Mumbai, June 20 -- It is a tough job for a TV show to sustain high TV ratings, but it is tougher to star in a comedy serial for seven years.
TV star Dilip Joshi, lead actor of the hit comedy serial, which completes seven years of success next month, admits it is taxing. Here, he wishes comedy shows in India had seasons to help generate better content, and engage the audience.
You've recently lost a lot of weight...
I have been trying to lose weight for the past few years now. I was getting lethargic and wanted to be healthier to be able to work 12 hours a day. This year, I stuck to my resolve, and lost about 9 kg. I stopped eating fried food, and walked an hour daily for a month. So, it worked.
You even got a compliment from Salman Khan for it.
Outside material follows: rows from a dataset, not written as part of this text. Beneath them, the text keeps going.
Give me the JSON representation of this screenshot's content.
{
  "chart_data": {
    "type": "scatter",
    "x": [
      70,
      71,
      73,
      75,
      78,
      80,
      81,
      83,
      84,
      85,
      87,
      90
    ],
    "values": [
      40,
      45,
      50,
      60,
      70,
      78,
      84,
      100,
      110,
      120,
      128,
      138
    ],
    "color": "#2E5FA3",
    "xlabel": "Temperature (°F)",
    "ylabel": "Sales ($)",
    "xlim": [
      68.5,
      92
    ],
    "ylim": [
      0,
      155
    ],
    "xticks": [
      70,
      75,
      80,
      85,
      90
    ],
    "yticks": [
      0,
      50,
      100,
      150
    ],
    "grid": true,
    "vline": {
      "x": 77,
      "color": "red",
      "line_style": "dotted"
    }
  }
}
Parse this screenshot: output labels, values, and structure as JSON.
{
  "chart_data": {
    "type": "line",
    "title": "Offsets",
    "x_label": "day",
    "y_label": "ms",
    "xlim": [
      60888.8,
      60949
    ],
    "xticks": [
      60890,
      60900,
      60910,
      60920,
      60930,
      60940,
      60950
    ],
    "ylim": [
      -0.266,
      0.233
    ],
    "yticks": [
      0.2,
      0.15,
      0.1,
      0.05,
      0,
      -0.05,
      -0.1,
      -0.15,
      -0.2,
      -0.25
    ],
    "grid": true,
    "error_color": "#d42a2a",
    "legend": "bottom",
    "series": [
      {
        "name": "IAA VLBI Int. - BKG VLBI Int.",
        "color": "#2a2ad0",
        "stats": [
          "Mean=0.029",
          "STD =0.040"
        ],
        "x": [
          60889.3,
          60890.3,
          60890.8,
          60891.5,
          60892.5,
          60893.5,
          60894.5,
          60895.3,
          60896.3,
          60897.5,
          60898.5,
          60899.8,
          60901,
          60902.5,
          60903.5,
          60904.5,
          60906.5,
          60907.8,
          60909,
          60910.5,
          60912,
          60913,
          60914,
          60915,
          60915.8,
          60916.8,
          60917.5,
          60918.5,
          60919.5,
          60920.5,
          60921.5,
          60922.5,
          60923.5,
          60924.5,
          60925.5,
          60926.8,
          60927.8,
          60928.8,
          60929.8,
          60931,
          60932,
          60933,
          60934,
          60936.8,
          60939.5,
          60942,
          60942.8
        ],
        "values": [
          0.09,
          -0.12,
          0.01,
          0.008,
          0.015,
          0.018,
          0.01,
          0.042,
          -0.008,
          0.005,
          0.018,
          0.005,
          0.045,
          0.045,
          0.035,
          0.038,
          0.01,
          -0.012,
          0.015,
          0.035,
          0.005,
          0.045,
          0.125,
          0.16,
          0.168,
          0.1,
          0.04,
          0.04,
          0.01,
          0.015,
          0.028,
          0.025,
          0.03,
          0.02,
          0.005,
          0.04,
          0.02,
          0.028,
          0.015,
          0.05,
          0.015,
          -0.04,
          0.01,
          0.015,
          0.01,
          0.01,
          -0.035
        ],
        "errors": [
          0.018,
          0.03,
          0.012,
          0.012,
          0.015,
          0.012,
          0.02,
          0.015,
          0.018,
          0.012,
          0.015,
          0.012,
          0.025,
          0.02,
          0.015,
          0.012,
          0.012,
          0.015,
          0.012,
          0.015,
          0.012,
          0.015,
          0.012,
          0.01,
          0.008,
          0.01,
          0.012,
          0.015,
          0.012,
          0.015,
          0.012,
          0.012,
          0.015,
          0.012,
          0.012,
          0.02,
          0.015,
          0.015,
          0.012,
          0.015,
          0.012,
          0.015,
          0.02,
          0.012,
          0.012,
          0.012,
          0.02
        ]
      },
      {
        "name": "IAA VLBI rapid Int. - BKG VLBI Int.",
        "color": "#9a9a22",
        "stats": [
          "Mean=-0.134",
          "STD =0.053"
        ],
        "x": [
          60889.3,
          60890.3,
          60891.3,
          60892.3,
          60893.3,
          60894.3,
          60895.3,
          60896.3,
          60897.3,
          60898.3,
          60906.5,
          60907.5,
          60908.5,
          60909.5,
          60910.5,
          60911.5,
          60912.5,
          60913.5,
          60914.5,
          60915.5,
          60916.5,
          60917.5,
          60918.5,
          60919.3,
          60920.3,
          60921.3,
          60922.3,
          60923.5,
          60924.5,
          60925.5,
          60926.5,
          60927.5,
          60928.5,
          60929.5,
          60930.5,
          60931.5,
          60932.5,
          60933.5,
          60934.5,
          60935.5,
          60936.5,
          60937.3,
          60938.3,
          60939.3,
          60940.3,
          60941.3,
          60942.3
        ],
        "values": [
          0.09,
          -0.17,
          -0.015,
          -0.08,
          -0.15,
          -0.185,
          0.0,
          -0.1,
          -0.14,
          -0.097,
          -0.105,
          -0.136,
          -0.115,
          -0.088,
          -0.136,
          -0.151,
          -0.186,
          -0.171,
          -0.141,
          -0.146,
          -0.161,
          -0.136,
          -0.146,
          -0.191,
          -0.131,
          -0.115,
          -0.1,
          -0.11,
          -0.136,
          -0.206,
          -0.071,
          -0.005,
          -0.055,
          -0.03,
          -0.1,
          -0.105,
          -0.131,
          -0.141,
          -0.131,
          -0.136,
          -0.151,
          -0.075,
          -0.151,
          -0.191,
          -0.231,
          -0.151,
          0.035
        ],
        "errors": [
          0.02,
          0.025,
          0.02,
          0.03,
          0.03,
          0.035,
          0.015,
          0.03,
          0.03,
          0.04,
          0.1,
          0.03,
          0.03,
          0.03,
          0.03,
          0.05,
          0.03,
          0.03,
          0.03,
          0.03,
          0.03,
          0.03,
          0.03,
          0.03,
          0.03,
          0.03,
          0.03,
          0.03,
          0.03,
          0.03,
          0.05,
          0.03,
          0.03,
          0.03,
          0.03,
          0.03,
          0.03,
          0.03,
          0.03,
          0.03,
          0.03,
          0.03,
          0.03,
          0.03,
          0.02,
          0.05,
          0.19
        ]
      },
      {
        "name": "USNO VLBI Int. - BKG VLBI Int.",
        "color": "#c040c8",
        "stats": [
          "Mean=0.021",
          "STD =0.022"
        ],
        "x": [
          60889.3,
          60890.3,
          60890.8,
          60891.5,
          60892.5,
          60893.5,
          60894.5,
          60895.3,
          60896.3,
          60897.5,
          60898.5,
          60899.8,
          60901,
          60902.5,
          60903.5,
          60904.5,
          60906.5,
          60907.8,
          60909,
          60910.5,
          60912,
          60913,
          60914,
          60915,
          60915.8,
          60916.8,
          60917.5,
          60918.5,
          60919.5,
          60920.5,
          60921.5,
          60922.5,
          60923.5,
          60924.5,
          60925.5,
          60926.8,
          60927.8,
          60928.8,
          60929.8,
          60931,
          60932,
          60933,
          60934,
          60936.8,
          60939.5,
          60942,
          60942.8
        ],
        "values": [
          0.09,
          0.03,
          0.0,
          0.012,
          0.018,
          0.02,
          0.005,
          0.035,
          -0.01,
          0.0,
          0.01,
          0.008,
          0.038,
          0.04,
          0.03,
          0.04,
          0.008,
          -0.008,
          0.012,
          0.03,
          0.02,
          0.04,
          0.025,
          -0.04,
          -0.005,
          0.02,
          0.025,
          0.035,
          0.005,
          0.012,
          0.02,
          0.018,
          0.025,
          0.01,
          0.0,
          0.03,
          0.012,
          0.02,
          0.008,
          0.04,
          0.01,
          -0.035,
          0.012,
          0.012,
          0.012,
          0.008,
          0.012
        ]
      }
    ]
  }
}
Yes, that was a pleasant surprise. I met Salmanji at an awards function, and was surprised when he complimented me. It's a big deal for me that he noticed the change in my appearance. Since he remembers me [from my show or the films I have done with him earlier] as plump, now with my missing paunch and defined jawline, he was quite surprised.
You have worked in films like Maine Pyar Kiya (1989) and Hum Aapke Hain...Koun! (1994). But you didn't take up any more film projects. Why?
I didn't get any good offers, as the heroes ended up doing everything in films - from action, romance, comedy and drama to negative roles. There isn't much left for others to do. Moreover, I am not ambitious or glamour-struck. Back then, there were no small-budget movies that gave actors a chance to showcase their talent. And now, when I get offers, I am too busy with my TV show to take them up.
What has been the most challenging thing for you during your stint with this show?
The biggest challenge is to sustain our momentum and not get complacent. We have managed seven years without taking a time leap in the show. While TV shows go off air in months, and even many super-hit shows come to an end, we have maintained our standard, and the credit goes to our producer, Asit Kumar Modi. Perhaps, our simple and plain humour has struck a chord with the audience. It's a blessing that we are still sane as it's tough to shoot 12 hours a day to bring out a daily episode.
Why do you think very few comedy shows have been able to sustain audiences for this long in India?
Writers eventually run out of good stuff. To churn out a funny story daily is tough. Channels should chalk out plans for seasons, so that writers can work out better stores, and get a break too.